Believing or not, almost everyone knows the Biblical commandment, “Thou shalt not lie.” Yet few people adhere to it. On average, we tell a lie twice a day. But what exactly is lying and why do we do it?
“Lying is making sure that someone else has the wrong image, while you secretly know that it is not right,” says Sophie van der Zee, lie researcher at Erasmus University in Rotterdam. With the BBC she made the documentary “A week of living truthfully” in which test subjects had to be honest for a week. The participants had difficulty with it.
Lies for goodness’ sake
Lies come in different shapes and sizes. We tell stories that are entirely made up: the fabrication lies. We also like to exaggerate events or situations: the exaggeration lies. And then there are the white groins, lies for goodness’ sake.
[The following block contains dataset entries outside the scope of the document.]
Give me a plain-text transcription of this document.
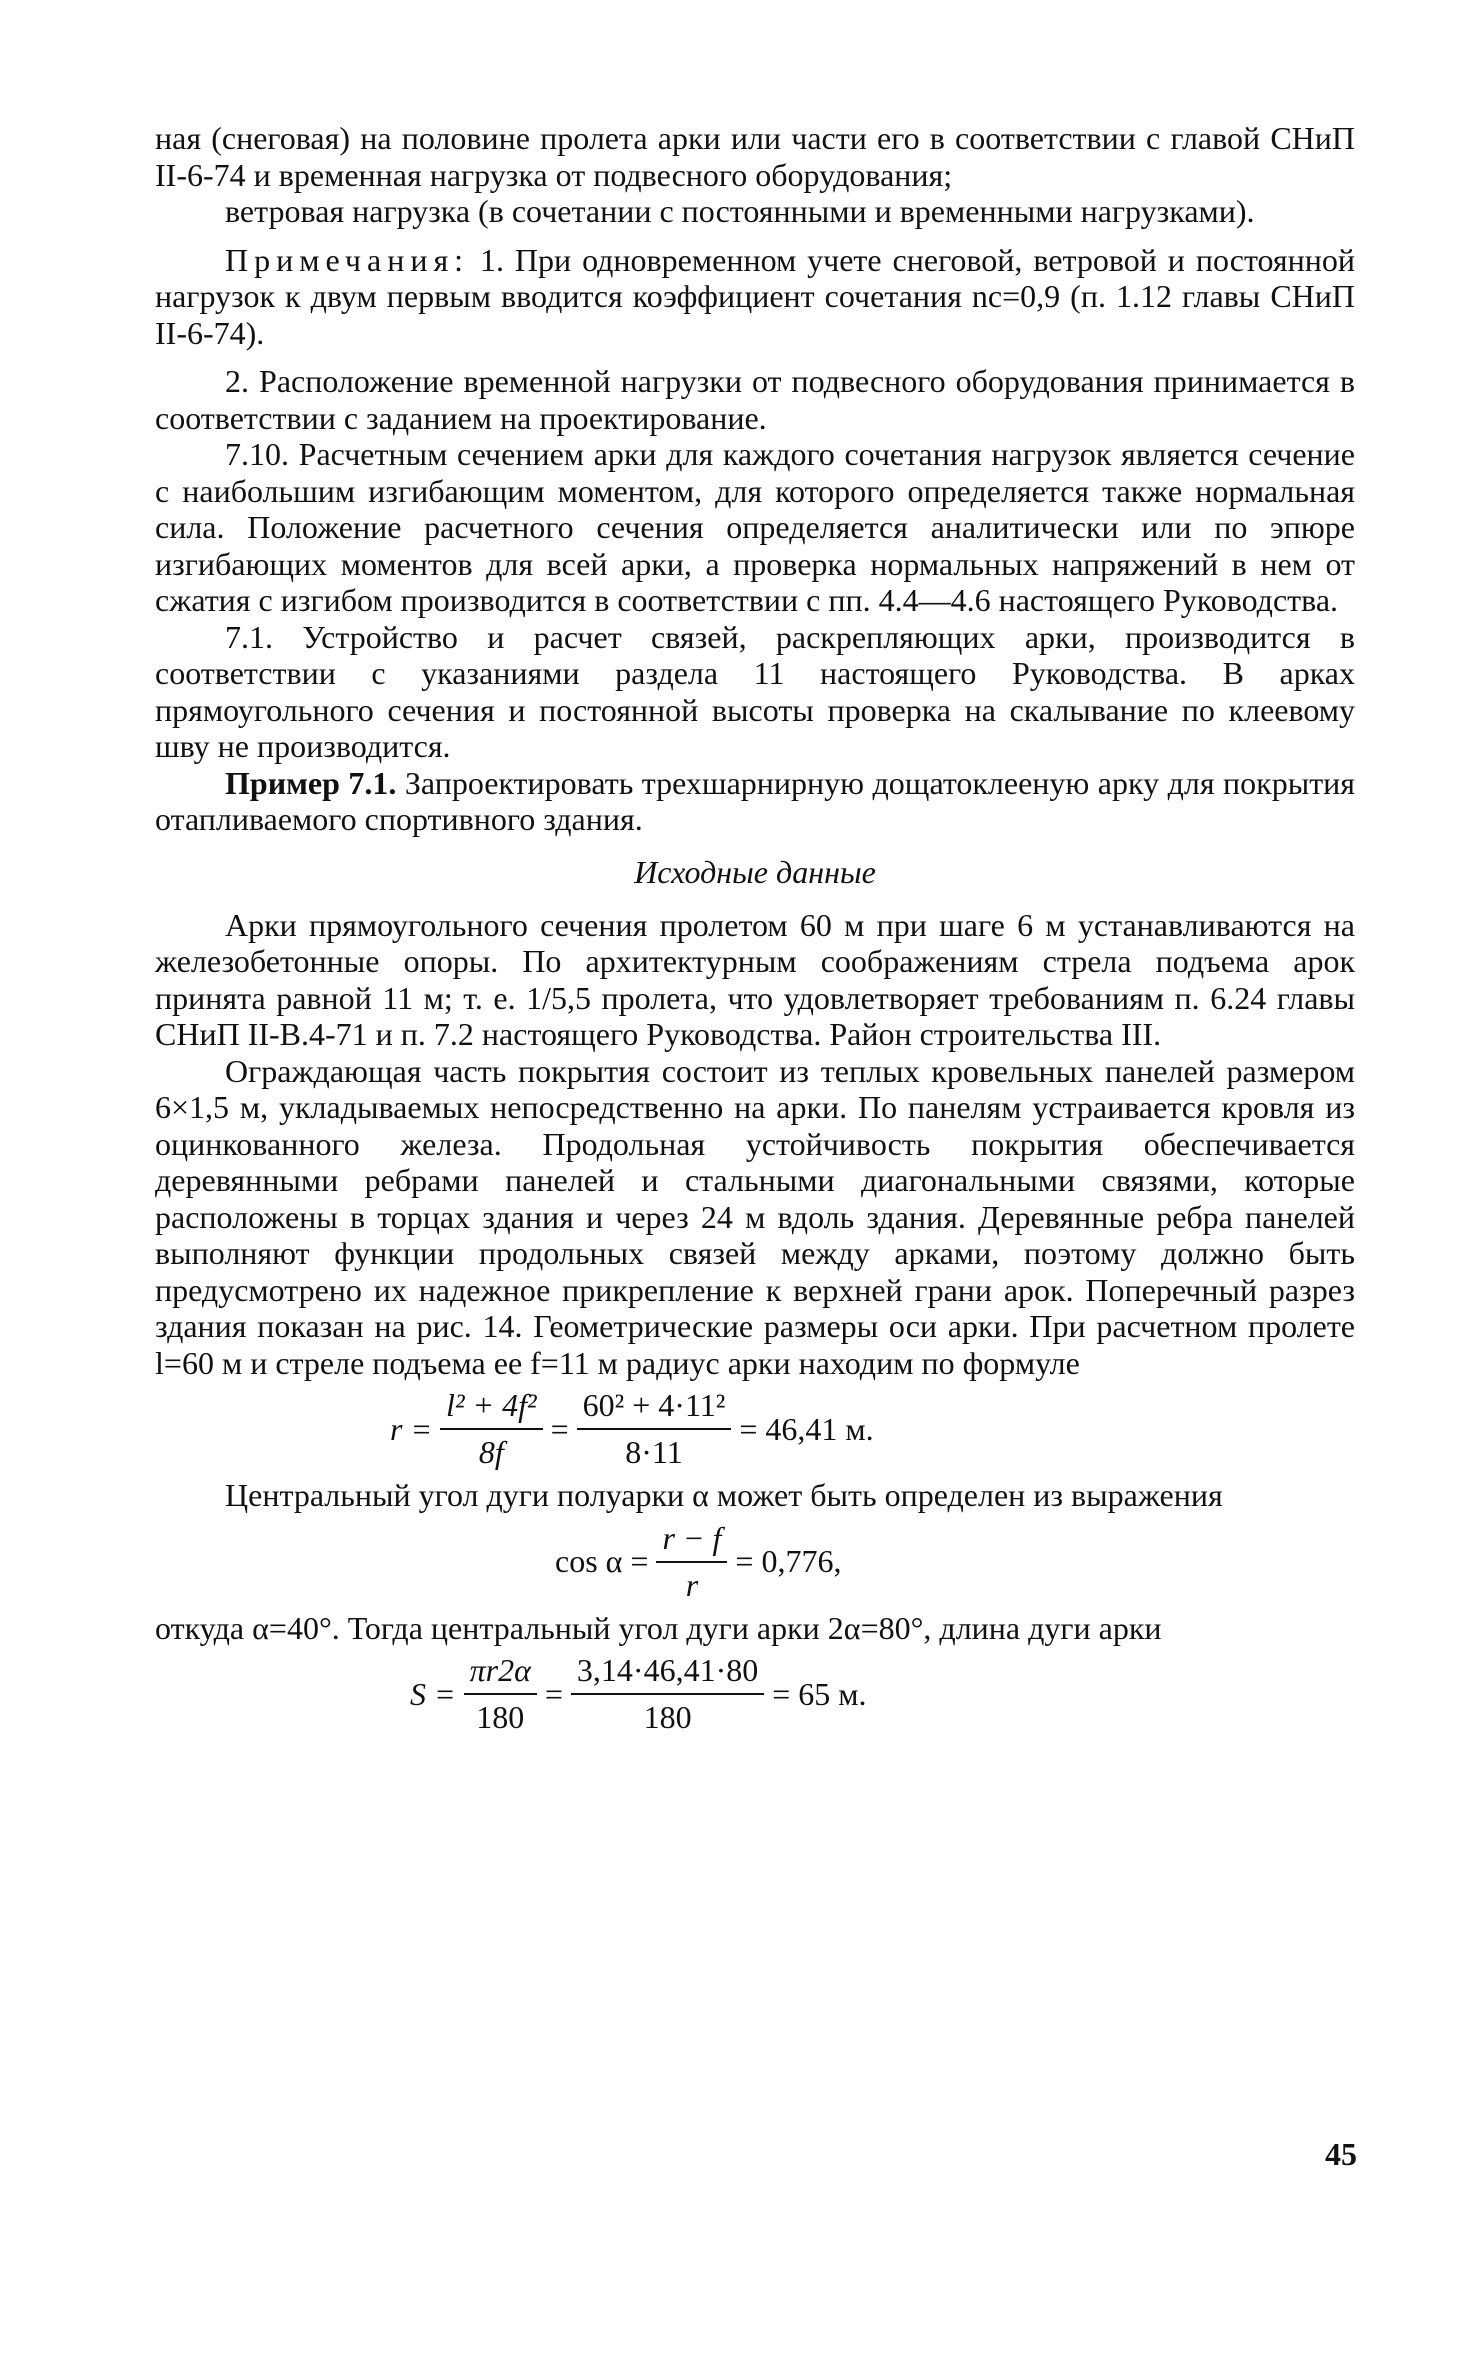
ная (снеговая) на половине пролета арки или части его в соответствии с главой СНиП II-6-74 и временная нагрузка от подвесного оборудования;

ветровая нагрузка (в сочетании с постоянными и временными нагрузками).

Примечания: 1. При одновременном учете снеговой, ветровой и постоянной нагрузок к двум первым вводится коэффициент сочетания nc=0,9 (п. 1.12 главы СНиП II-6-74).

2. Расположение временной нагрузки от подвесного оборудования принимается в соответствии с заданием на проектирование.

7.10. Расчетным сечением арки для каждого сочетания нагрузок является сечение с наибольшим изгибающим моментом, для которого определяется также нормальная сила. Положение расчетного сечения определяется аналитически или по эпюре изгибающих моментов для всей арки, а проверка нормальных напряжений в нем от сжатия с изгибом производится в соответствии с пп. 4.4—4.6 настоящего Руководства.

7.1. Устройство и расчет связей, раскрепляющих арки, производится в соответствии с указаниями раздела 11 настоящего Руководства. В арках прямоугольного сечения и постоянной высоты проверка на скалывание по клеевому шву не производится.

Пример 7.1. Запроектировать трехшарнирную дощатоклееную арку для покрытия отапливаемого спортивного здания.

Исходные данные

Арки прямоугольного сечения пролетом 60 м при шаге 6 м устанавливаются на железобетонные опоры. По архитектурным соображениям стрела подъема арок принята равной 11 м; т. е. 1/5,5 пролета, что удовлетворяет требованиям п. 6.24 главы СНиП II-В.4-71 и п. 7.2 настоящего Руководства. Район строительства III.

Ограждающая часть покрытия состоит из теплых кровельных панелей размером 6×1,5 м, укладываемых непосредственно на арки. По панелям устраивается кровля из оцинкованного железа. Продольная устойчивость покрытия обеспечивается деревянными ребрами панелей и стальными диагональными связями, которые расположены в торцах здания и через 24 м вдоль здания. Деревянные ребра панелей выполняют функции продольных связей между арками, поэтому должно быть предусмотрено их надежное прикрепление к верхней грани арок. Поперечный разрез здания показан на рис. 14. Геометрические размеры оси арки. При расчетном пролете l=60 м и стреле подъема ее f=11 м радиус арки находим по формуле

$r = \frac{\text{l² + 4f²}}{8f} = \frac{\text{60² + 4·11²}}{8\cdot 11} = 46,41$ м.

Центральный угол дуги полуарки α может быть определен из выражения

$\cos \alpha = \frac{r - f}{r} = 0,776$,

откуда α=40°. Тогда центральный угол дуги арки 2α=80°, длина дуги арки

$S = \frac{\pi r2\alpha}{180} = \frac{3,14\cdot 46,41\cdot 80}{180} = 65$ м.
45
You can also lie by not saying anything. This way you can consciously withhold information, the so-called concealment lie. “You don’t tell something on purpose, and you know that this gives the other a distorted view of reality. That is also lying,” says Van der Zee.
Men vs. women
But why do we do it? According to Van der Zee, men and women lie for different reasons. “Men often tell selfish lies. They lie to pretend to be better than they really are or to get out of something. Women tell more social lies. They lie more often for someone else than for themselves, for example, not to hurt someone or to be liked. Also, the lies are often about immaterial matters.”
Adolescents lie most of all, says Van der Zee. “The highlight is around college. That is a time when it is important to impress others. After that, it gets less and less. Older people don’t lie that much anymore.”
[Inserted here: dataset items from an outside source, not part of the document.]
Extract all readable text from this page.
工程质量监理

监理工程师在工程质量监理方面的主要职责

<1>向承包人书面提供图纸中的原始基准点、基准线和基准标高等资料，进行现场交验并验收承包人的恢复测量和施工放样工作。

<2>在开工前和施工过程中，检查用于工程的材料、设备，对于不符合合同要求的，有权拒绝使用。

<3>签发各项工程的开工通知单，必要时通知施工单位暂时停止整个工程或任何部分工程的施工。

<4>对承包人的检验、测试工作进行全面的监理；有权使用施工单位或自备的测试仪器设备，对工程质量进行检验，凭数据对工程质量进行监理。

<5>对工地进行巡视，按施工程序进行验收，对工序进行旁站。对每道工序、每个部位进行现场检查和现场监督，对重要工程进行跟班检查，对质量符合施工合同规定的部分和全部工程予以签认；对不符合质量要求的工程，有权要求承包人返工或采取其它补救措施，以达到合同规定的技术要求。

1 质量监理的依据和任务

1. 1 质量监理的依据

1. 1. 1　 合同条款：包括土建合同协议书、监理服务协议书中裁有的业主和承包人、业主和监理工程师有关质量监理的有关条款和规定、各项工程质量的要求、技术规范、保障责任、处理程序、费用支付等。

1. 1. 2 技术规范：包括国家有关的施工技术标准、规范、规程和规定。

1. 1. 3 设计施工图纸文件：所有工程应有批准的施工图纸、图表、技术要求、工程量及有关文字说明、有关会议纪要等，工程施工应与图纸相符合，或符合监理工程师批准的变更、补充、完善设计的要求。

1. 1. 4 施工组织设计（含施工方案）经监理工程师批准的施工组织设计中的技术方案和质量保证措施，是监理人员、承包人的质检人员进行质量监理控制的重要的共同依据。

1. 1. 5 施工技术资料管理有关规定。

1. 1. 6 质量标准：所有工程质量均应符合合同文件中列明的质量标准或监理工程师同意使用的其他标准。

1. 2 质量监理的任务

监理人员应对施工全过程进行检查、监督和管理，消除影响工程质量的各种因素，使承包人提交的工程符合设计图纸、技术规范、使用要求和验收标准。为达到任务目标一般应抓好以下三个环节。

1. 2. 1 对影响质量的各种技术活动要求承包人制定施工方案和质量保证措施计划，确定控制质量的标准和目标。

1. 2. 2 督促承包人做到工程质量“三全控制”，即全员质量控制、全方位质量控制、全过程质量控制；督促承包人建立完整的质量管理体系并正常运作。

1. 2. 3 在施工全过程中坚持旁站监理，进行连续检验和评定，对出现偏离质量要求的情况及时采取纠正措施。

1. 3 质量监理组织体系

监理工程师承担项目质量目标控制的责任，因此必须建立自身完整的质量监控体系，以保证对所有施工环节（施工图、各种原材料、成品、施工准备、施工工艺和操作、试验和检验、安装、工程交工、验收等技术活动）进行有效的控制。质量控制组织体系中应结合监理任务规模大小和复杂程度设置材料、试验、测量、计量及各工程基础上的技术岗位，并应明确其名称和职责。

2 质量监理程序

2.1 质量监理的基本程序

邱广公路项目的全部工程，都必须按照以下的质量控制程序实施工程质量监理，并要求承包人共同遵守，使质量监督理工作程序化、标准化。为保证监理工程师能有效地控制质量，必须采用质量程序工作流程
One of the most told lies is ‘I am on my way’ or ‘I am coming’. According to Van der Zee, little is usually right. “It actually means: I’m just doing something else.”
Recognize a liar
As good as we are at lying, so bad are we at recognizing lies. It is often said that when telling a lie liars look away or scratch their chin nervously. According to Van der Zee, that is nonsense. She is investigating how to identify a lair. She does this with the help of language analysis and a technique that records the movements of someone who is lying.
Is lying bad? Van der Zee: “Not entirely. Research shows that a little lying has its advantages. A lie on your dating profile or resume can make you score a more excellent partner or better job. But if you fall through the basket, you often have a problem.”